Патриарх последовал за ожидавшим его турецким чиновником, который привел его в султанский дворец и держал здесь до оглашении имени нового патриарха, которым стал кир Евгений, митрополит Писидийский. Сначала его определили к смещению и ссылке, официальным местом которой был назван Халкидон. За это время присутствовавшие во дворце турецкие чиновники обстоятельно допрашивали патриарха о главных вождях греческого восстания, но никакого ответа не получили. Затем его отвезли в тюрьму Бостадзембаши и подвергли пыткам. Над маститым старцем кощунственно надругались и били его, предлагая отречься от веры и принять ислам. Священномученик отвечал им: «Напрасно трудитесь, патриарх христианский умирает Христианином».

Из дворца его отвезли в патриархию. Когда они подходили к воротам, то взору открылась страшная картина – через архитрав ворот патриаршего двора была перекинута веревка, а несколько константинопольских евреев, искавших случая показать ненависть к Христианам, помогали палачу в приготовлениях. Палач сорвал с патриарха верхнее платье и начал обшаривать карманы. Патриарх стоял величественный и спокойный, взгляд его выражал благость христианина и прощение своим врагам. Когда палач развязал его руки, святитель попросил подождать несколько минут. Кир Григорий перекрестился, стал на колена лицом к патриаршей церкви, совершил свою последнюю молитву. Через минуту палач, как зверь, накинул на мученика петлю и проворно сбил подмостки. Мученик висел на воздухе. Двое дьяконов патриарха были повешены рядом со святителем. За ними к месту казни следовали два архиепископа и двенадцать епископов.

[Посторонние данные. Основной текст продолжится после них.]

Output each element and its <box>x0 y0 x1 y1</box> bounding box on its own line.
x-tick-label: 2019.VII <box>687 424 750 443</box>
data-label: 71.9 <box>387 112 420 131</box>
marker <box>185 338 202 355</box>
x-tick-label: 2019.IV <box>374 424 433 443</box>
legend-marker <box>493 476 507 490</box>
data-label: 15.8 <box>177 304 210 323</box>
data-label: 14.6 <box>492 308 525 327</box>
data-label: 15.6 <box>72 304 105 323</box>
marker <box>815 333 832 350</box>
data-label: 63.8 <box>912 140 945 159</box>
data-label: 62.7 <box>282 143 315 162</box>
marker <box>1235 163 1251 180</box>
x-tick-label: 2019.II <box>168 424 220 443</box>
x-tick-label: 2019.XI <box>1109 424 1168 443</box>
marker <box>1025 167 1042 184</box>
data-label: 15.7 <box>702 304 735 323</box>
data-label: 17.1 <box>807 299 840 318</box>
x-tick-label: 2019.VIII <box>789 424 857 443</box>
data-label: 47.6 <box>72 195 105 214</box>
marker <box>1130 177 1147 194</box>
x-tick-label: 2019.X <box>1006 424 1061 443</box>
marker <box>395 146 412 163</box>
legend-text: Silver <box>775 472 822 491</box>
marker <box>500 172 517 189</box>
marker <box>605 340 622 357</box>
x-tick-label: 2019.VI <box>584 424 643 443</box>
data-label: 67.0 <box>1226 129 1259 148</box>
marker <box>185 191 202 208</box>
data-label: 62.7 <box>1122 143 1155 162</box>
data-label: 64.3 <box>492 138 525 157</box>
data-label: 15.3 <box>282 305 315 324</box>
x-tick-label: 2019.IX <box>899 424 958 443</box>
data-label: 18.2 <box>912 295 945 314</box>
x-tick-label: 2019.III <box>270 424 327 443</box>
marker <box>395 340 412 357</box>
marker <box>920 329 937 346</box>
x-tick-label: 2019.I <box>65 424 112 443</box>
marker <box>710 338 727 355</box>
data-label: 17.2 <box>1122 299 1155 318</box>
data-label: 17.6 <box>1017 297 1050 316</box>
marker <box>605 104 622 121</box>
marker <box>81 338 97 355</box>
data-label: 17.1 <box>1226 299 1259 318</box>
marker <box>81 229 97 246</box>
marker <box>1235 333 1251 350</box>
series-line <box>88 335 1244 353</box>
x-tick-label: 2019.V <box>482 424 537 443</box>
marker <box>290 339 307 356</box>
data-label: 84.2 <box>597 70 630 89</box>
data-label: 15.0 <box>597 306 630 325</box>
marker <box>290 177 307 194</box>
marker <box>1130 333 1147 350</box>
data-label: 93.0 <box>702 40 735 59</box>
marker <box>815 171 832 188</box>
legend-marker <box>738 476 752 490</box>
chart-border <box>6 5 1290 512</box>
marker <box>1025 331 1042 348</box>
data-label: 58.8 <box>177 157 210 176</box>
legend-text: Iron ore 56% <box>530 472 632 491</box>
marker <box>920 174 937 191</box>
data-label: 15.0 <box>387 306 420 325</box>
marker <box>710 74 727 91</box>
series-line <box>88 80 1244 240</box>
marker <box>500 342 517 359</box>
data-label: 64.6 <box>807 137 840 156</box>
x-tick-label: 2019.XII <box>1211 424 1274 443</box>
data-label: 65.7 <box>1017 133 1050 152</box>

Р.Уолш, находившийся тогда в Константинополе, писал о смерти патриарха так: «Старика приволокли к воротам и, продев веревку сквозь скобу, соединявшую створки ворот, оставили один на один с агонией смерти. Его тело было измождено воздержанием и иссушено старостью, и ему не хватало веса для того, чтобы смерть могла наступить мгновенно. Страдания Патриарха продолжались долго, ни одна дружеская рука не осмелилась прекратить их. Лишь с наступлением темноты тело его перестало биться в конвульсиях».

Тело патриарха Григория три дня провисело в петле, над ним была надпись: «Этот отступник есть первый виновник восстания, соучастник и соотечественник бунтовщиков». Всякое сожаление о кончине патриарха влекло жестокое наказание и смерть, за один испуг или невольный вздох при виде тела патриарха многие несчастные сделались жертвою оттоманской мести.

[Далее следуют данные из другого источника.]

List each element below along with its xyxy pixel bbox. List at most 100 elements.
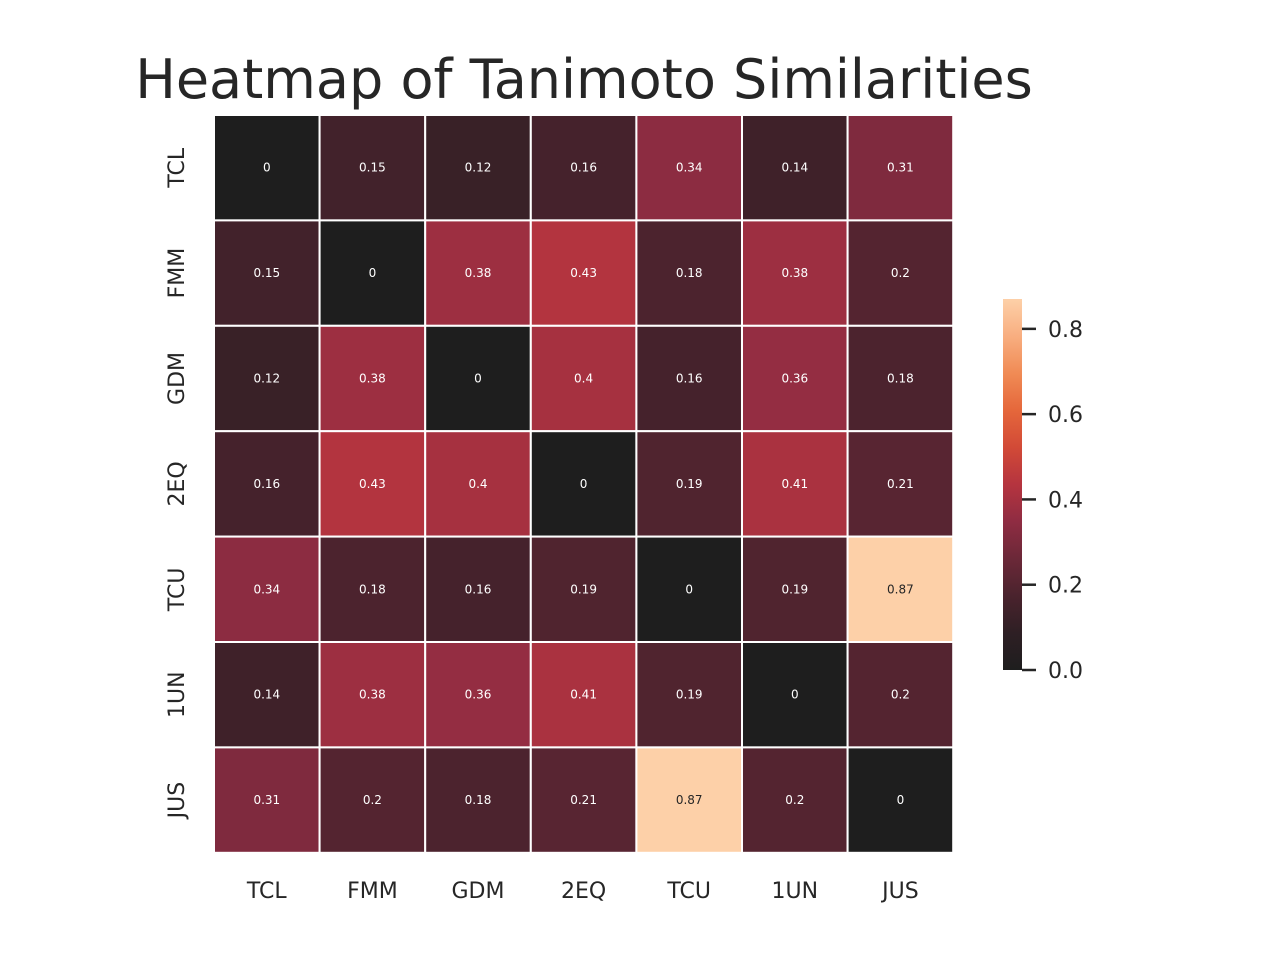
cell-value-label: 0.2 xyxy=(891,266,910,280)
cell-value-label: 0.87 xyxy=(676,793,703,807)
cell-value-label: 0.19 xyxy=(570,582,597,596)
cell-value-label: 0.31 xyxy=(253,793,280,807)
heatmap-cell xyxy=(635,641,744,749)
cell-value-label: 0 xyxy=(791,688,799,702)
cell-value-label: 0.18 xyxy=(887,372,914,386)
column-tick-labels: TCL FMM GDM 2EQ TCU 1UN JUS xyxy=(246,879,919,904)
cell-value-label: 0.36 xyxy=(781,372,808,386)
heatmap-cell xyxy=(529,641,638,749)
row-tick-labels: TCL FMM GDM 2EQ TCU 1UN JUS xyxy=(165,147,190,820)
chart-title: Heatmap of Tanimoto Similarities xyxy=(135,48,1033,111)
heatmap-cell xyxy=(529,324,638,433)
heatmap-cell xyxy=(741,114,849,222)
heatmap-cell xyxy=(846,219,955,327)
colorbar-gradient xyxy=(1003,299,1022,670)
cell-value-label: 0 xyxy=(474,372,482,386)
cell-value-label: 0.87 xyxy=(887,582,914,596)
cell-value-label: 0.4 xyxy=(468,477,487,491)
row-tick-label: TCL xyxy=(165,147,190,189)
cell-value-label: 0.21 xyxy=(887,477,914,491)
colorbar: 0.0 0.2 0.4 0.6 0.8 xyxy=(1003,299,1083,684)
column-tick-label: JUS xyxy=(880,879,919,904)
cell-value-label: 0 xyxy=(263,161,271,175)
cell-value-label: 0 xyxy=(685,582,693,596)
heatmap-cell xyxy=(318,114,427,222)
cell-value-label: 0 xyxy=(369,266,377,280)
cell-value-label: 0.15 xyxy=(253,266,280,280)
cell-value-label: 0.38 xyxy=(359,688,386,702)
heatmap-cell xyxy=(741,746,849,854)
cell-value-label: 0.12 xyxy=(253,372,280,386)
cell-value-label: 0.15 xyxy=(359,161,386,175)
heatmap-cell xyxy=(529,746,638,854)
heatmap-cell xyxy=(846,324,955,433)
heatmap-cell xyxy=(635,746,744,854)
column-tick-label: 1UN xyxy=(772,879,819,904)
cell-value-label: 0.16 xyxy=(253,477,280,491)
cell-value-label: 0.19 xyxy=(676,477,703,491)
cell-value-label: 0.36 xyxy=(465,688,492,702)
cell-value-label: 0.34 xyxy=(676,161,703,175)
cell-value-label: 0.16 xyxy=(676,372,703,386)
heatmap-cell xyxy=(424,746,532,854)
heatmap-cell xyxy=(318,324,427,433)
colorbar-tick-label: 0.0 xyxy=(1048,659,1083,684)
heatmap-cell xyxy=(318,641,427,749)
cell-value-label: 0.38 xyxy=(781,266,808,280)
cell-value-label: 0.2 xyxy=(891,688,910,702)
heatmap-cells: 0 0.15 0.12 0.16 0.34 0.14 0.31 0.15 0 0.38 0.43 0.… xyxy=(213,114,955,854)
heatmap-cell xyxy=(424,535,532,643)
cell-value-label: 0.41 xyxy=(570,688,597,702)
heatmap-cell xyxy=(213,114,321,222)
cell-value-label: 0.41 xyxy=(781,477,808,491)
column-tick-label: FMM xyxy=(347,879,398,904)
cell-value-label: 0.43 xyxy=(570,266,597,280)
cell-value-label: 0.2 xyxy=(785,793,804,807)
heatmap-cell xyxy=(213,535,321,643)
heatmap-cell xyxy=(213,219,321,327)
heatmap-cell xyxy=(635,219,744,327)
colorbar-tick-label: 0.6 xyxy=(1048,403,1083,428)
cell-value-label: 0.16 xyxy=(465,582,492,596)
heatmap-cell xyxy=(424,114,532,222)
cell-value-label: 0 xyxy=(897,793,905,807)
column-tick-label: GDM xyxy=(452,879,505,904)
heatmap-cell xyxy=(846,746,955,854)
heatmap-cell xyxy=(529,430,638,538)
cell-value-label: 0 xyxy=(580,477,588,491)
row-tick-label: TCU xyxy=(165,567,190,612)
cell-value-label: 0.4 xyxy=(574,372,593,386)
cell-value-label: 0.2 xyxy=(363,793,382,807)
cell-value-label: 0.12 xyxy=(465,161,492,175)
cell-value-label: 0.19 xyxy=(781,582,808,596)
cell-value-label: 0.14 xyxy=(253,688,280,702)
row-tick-label: 2EQ xyxy=(165,461,190,506)
heatmap-cell xyxy=(741,430,849,538)
cell-value-label: 0.18 xyxy=(359,582,386,596)
colorbar-tick-label: 0.2 xyxy=(1048,574,1083,599)
cell-value-label: 0.38 xyxy=(465,266,492,280)
cell-value-label: 0.34 xyxy=(253,582,280,596)
cell-value-label: 0.31 xyxy=(887,161,914,175)
cell-value-label: 0.21 xyxy=(570,793,597,807)
heatmap-cell xyxy=(741,324,849,433)
heatmap-cell xyxy=(846,430,955,538)
column-tick-label: TCL xyxy=(246,879,288,904)
heatmap-cell xyxy=(424,324,532,433)
column-tick-label: 2EQ xyxy=(561,879,606,904)
colorbar-ticks: 0.0 0.2 0.4 0.6 0.8 xyxy=(1022,318,1083,684)
row-tick-label: 1UN xyxy=(165,671,190,718)
cell-value-label: 0.18 xyxy=(465,793,492,807)
row-tick-label: GDM xyxy=(165,352,190,405)
row-tick-label: FMM xyxy=(165,248,190,299)
heatmap-cell xyxy=(424,219,532,327)
cell-value-label: 0.38 xyxy=(359,372,386,386)
heatmap-cell xyxy=(635,324,744,433)
cell-value-label: 0.14 xyxy=(781,161,808,175)
heatmap-cell xyxy=(846,641,955,749)
colorbar-tick-label: 0.4 xyxy=(1048,488,1083,513)
row-tick-label: JUS xyxy=(165,782,190,821)
heatmap-cell xyxy=(213,430,321,538)
cell-value-label: 0.43 xyxy=(359,477,386,491)
heatmap-cell xyxy=(318,430,427,538)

Русский исследователь истории Константинопольской Церкви Иван Соколов в начале XX века писал: «<…> Особенно важное значение имела для греков ужасная смерть знаменитого патриарха Григория V. Она сделала этого иерарха святым и мучеником в сознании всего народа, заклеймила позором султана, упрочив за ним эпитет „убийцы“, уничтожила всякую мысль о примирении греков, пред лицом всего цивилизованного мира оправдала греков в их стремлении низвергнуть ненавистное иго и вообще оказала громадное нравственное влияние на ход дальнейшей борьбы греков. <…> Вождь церкви, вселенский православный патриарх, духовный отец и представитель всего греческого народа, повешенный на воротах патриархии в великий праздник Пасхи, подвергшийся самому бесчестному наказанию, без суда и расследования его дела, — это в глазах греков было событием чрезвычайной важности, было образцом истинного исполнения христианского долга, принесением себя в искупительную жертву за спасение других, мученичеством за веру и отечество. Поэтому кончина Григория V религиозно освятила и нравственно возвысила, в сознании греков, их борьбу с турками, вдохнула в них новые силы, нравственно укрепила и оправдала их подвиги и труды. Сами турки впоследствии были крайне изумлены, когда увидели, что кончина мученика, вместо того, чтобы прекратить и подавить восстание, расширила и утвердила его».